Combine tokens with spaces:

text
device:abc123 app:gateway level:ERROR timeout

Tokens are combined as restrictions. Remaining words are text search. Quote relative time expressions that contain spaces.

Investigation workflow

  1. Open Logs from the alert, incident, or organisation navigation.
  2. Add device: or class: before searching generic words.
  3. Set since: to just before the first observed failure.
  4. Add type:, origin:, app:, or level: only when the field exists on representative rows.
  5. Open context around a matching row to inspect preceding and following activity.
  6. Save or share the query only after removing secrets or customer data.

Recent results can update live. Older windows use archive queries where archive data is available. Crossing between those data paths can change result latency and pagination. A gap does not prove that nothing happened.

Log alert rules

A log alert rule supports a narrower query subset than the interactive viewer. It can match level, application, origin, source type, and remaining text, then group by device, application, or origin and send a webhook subject to throttling.

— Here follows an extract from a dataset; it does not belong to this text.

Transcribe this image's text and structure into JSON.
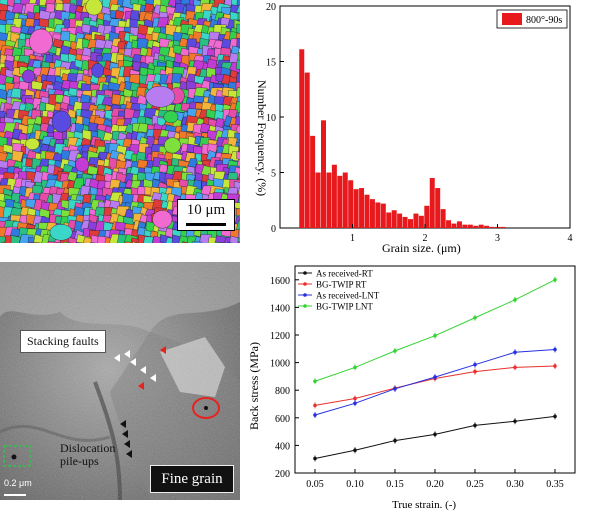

Test the rule with representative records. Secure the webhook endpoint, handle duplicate delivery, and use grouping and throttle windows to control noise. Do not assume every viewer token is evaluated by a log alert rule.

Analytics and investigations

Where enabled, log analytics summarises trends, error rates, noisy devices, applications, origins, source types, event types, anomalies, and security events. Treat rollups as directional evidence. Confirm a finding against matching log records because classification, freshness, and selected time windows can differ.

Where enabled, Log investigations preserve a query, time window, detector threads, expanded evidence, notes, and pins as a repeatable evidence trail. Record acknowledgement and resolution in the incident timeline. You can also save a scoped query and add its findings to that timeline.

Troubleshooting

  • No results: remove filters one at a time and verify the time window is retained.
  • Wrong source type: inspect the raw origin, application, source, and event fields.
  • Too many results: add device or class scope before adding more text.
  • Earlier data outside the results: check the retention shown for the organisation and the archive boundary.
  • Live updates stopped: reload the window and confirm the organisation still has log access and ingest capacity.